We know gain of electrons is called reduction. Again, you will never have one without the other. So combustion reactions are a type of oxidation reduction.
reduction reactions. But let me show you the outline for combustion. Again, I think this is one, this should be classified as one of the main five types.
So we have a combination, a decomposition, a single and double replacement. I think combustion should be up here. Combustion requires some kind of fuel source, some kind of hydrocarbon, some sort of C and H.
The X and Y just means it can be any number. There has to be oxygen. involved with it and then most of the time you will have carbon dioxide and water and that is combustion classify the following reactions as Combo decomp single or double this would be a good spot to pause the video and do these and then check your answers Letter B here. I notice Two different pairs here and they're swept swapping This would be a double displacement.

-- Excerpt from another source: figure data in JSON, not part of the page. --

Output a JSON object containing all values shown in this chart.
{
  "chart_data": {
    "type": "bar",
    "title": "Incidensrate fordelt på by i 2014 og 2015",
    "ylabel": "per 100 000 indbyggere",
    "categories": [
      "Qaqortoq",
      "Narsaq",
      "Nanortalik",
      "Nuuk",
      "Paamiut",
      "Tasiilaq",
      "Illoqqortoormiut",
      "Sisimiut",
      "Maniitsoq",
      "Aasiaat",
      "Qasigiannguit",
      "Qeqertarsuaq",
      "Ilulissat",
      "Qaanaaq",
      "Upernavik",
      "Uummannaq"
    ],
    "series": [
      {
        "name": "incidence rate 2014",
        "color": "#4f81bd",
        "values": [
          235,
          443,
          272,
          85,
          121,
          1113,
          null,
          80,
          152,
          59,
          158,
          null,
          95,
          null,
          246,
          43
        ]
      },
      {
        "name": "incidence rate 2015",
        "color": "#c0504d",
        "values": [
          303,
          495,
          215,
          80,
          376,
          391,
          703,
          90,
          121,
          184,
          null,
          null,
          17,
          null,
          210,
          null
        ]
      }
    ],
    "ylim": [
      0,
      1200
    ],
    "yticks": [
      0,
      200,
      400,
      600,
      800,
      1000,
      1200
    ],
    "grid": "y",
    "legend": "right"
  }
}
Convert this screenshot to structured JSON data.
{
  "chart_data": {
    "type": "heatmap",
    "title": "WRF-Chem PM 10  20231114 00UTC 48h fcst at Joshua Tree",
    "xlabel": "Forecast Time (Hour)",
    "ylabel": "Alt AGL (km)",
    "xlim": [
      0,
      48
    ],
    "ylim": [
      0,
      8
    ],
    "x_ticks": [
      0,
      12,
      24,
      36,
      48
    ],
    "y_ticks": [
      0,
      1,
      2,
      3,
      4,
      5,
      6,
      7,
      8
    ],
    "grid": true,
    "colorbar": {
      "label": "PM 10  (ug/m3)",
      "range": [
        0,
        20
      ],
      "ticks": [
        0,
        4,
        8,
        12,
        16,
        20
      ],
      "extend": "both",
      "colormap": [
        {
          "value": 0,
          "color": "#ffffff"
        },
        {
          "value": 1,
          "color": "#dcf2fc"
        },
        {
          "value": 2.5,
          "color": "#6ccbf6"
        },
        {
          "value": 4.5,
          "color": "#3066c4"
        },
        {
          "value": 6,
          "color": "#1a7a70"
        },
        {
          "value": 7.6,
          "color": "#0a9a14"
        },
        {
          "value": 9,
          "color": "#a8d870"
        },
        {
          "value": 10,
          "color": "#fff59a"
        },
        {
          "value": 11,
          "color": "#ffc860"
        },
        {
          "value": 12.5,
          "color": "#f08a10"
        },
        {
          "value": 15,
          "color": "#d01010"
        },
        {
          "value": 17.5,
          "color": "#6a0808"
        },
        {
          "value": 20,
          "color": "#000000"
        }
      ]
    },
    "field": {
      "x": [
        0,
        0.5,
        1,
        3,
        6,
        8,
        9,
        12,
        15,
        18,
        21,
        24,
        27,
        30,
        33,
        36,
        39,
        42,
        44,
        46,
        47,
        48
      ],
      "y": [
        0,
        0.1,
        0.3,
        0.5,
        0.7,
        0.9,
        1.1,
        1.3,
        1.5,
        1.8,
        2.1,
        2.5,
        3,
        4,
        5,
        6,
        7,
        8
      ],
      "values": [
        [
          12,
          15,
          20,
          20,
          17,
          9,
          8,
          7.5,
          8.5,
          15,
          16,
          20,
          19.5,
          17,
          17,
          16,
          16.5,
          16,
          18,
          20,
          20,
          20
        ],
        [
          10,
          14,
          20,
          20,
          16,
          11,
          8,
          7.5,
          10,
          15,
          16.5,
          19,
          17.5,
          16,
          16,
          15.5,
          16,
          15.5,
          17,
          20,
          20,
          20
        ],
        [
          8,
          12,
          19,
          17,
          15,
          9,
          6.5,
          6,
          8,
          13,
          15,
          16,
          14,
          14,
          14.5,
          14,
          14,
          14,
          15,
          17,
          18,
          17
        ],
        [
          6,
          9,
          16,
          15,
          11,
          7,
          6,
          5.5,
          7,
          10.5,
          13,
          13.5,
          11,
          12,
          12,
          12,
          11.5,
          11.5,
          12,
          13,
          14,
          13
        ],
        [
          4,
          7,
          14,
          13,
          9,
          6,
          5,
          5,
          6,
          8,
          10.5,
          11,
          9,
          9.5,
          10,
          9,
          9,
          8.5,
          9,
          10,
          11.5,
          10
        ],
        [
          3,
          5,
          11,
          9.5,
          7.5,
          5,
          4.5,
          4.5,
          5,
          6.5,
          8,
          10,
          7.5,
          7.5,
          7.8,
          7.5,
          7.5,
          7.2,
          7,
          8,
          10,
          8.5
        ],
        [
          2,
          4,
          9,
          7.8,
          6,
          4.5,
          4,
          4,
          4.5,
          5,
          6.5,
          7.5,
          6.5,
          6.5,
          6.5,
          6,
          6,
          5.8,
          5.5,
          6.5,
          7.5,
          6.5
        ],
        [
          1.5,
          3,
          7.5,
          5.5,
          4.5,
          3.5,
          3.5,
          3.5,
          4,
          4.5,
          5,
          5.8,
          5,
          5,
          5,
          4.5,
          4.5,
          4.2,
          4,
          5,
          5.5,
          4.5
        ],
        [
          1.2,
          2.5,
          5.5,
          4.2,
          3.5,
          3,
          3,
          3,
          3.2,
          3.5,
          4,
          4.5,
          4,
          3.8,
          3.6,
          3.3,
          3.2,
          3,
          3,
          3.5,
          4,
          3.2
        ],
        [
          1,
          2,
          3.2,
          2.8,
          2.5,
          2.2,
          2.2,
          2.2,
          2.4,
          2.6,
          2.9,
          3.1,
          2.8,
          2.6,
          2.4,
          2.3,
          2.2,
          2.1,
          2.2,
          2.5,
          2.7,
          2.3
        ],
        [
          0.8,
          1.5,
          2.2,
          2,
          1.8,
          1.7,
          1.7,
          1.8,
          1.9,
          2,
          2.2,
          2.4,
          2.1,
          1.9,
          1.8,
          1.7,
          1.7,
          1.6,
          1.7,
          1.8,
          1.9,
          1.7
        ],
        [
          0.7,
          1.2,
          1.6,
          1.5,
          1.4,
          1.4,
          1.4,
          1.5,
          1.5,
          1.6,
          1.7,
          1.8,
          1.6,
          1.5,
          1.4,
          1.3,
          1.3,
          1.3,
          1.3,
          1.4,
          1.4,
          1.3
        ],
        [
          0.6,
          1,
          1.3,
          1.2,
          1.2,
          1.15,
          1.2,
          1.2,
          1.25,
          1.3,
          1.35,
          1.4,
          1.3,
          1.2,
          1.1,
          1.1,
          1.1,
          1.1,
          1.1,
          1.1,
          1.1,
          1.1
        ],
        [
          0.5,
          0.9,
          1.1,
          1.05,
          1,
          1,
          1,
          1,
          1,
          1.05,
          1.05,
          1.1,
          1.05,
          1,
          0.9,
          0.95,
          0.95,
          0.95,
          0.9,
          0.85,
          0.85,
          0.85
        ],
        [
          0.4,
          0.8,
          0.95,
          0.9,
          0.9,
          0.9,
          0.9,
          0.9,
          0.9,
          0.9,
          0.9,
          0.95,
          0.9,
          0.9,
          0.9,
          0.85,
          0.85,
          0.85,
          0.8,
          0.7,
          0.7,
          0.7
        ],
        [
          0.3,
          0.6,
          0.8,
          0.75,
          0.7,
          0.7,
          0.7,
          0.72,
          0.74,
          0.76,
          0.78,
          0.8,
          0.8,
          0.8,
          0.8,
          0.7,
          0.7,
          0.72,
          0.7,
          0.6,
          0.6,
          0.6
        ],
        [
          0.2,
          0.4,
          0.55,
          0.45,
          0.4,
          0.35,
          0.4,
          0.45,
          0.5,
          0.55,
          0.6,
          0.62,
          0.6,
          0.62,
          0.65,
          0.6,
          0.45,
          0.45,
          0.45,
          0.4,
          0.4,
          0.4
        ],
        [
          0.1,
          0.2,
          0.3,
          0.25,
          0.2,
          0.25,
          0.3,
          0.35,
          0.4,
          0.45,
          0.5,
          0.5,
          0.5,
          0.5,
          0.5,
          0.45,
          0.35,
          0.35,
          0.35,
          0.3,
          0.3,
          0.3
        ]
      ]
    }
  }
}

Letter C, I'm starting with two things and I'm ending with one thing. There's no plus on the right-hand side. That is a combination reaction.
E, I'm starting with one thing and I'm ending with two things. No plus sign on the left. That is a decomposition. And G, a single person with a couple. And what happens?
They swap. Br is now single and you have a new couple that would be a single displacement reaction. And lastly, how do we know that this is a redox reaction?
Now look at G. This is the same thing. So are you wrong in saying single?
Not necessarily, but more specifically, why is this redox? Look what happens to Cl. It's starting by itself as a zero and it's ending as a negative one. So that gained electrons. That is reduction.
Look at your Br. That started as a minus one and it went to a zero. So that lost a negative.
That lost an electron. That is oxidation.